Networking is basically forming useful connections- with fellow writers, with readers, publishers, bloggers, reviewers etc. You can do this online through social media, or face to face at events. But there are a few things you will need:
1. A business card. When I first got mine done, I thought I’d hardly ever use them. But I do, all the time. When a friend or acquaintance is asking about my writing I whip out a card and suggest they go to my website for the latest news. When I meet someone for the first time and they ask ‘what do you do?’ and then express interest in my answer that I’m a writer, I’ll suggest they look me up on social media and, you’ve guessed it, give them a card. Frequently people will discuss their own or a member of their family’s writing dreams with me. So I’ll tell them there’s lots of advice for new writers on my blog and… all together now… give them a card. This way, you’re turning casual conversations into connections. A card is especially important for any kind of business meeting, perhaps if you’re trying to get the job of writing an article or doing a presentation. Having your own business card says- I’m a professional who knows what I’m doing.
What should you include on your card? Name and profession. And contact details, of course. This can be a phone number and email address, or just one of those. I only included my email address on mine as I felt that would make me more comfortable about handing it out indiscriminately. You should also have your website and possibly social media information. Which brings me to:
2. Social media. This is the easiest way to form connections. Get involved with writing, blogging and reading communities on social media and you will come across all sorts of opportunities. You can be interviewed, get reviews, do guest blog posts etc. You’ll get exposure. But it’s also very important that you have a social media presence when it comes to marketing yourself in the real world. Why? Well, what is the first thing someone does after you’ve given them your business card? Do they immediately email you with a job offer? Sadly not. They google you. So, if nothing comes up under your name they will likely conclude that you’re not as professional as they thought you were. Now, it’s not always easy to get your own website to the top of the google page under your name. BUT social media sites have already done that. Go and google your name now. This is how mine goes: Facebook, Facebook, Bewritingblog.wordpress.com, Twitter. (Please notice that my website is in the top three. Round of applause for me.) But, however high your website is, you’ll never get above Facebook! Plus, it looks good to have a page of options, don’t you think?

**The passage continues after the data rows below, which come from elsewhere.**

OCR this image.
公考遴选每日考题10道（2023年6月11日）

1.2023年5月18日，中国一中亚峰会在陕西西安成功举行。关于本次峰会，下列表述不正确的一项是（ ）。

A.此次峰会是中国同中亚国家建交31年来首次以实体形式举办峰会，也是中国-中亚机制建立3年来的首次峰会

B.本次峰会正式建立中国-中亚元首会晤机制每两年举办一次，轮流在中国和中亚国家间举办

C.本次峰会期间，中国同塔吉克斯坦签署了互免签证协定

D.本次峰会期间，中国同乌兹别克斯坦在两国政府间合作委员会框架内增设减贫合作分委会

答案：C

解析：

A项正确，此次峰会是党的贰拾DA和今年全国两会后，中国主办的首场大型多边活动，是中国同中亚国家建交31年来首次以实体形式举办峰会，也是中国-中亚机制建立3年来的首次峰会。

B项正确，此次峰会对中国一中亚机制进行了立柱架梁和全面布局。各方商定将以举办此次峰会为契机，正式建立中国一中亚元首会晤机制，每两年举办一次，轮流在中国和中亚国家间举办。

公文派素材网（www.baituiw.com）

3. Closely related- you need a website. When people google you, if you’ve got your site high enough on the list, that is where they will go. And on your website you can present yourself in the way you want. Don’t just have a blog. Have a page for your book, including great reviews. Have a page for you, your accomplishments, and what you stand for. Have a page where they can get in touch. And if you already do book signings, presentations, school visits and the like, then an events page is a good idea.
So, those are my three essential tools. Of course, these are the bare minimum. You may also want to consider a letterhead, postcards or flyers,and a professional-looking author headshot. What would you add to this list?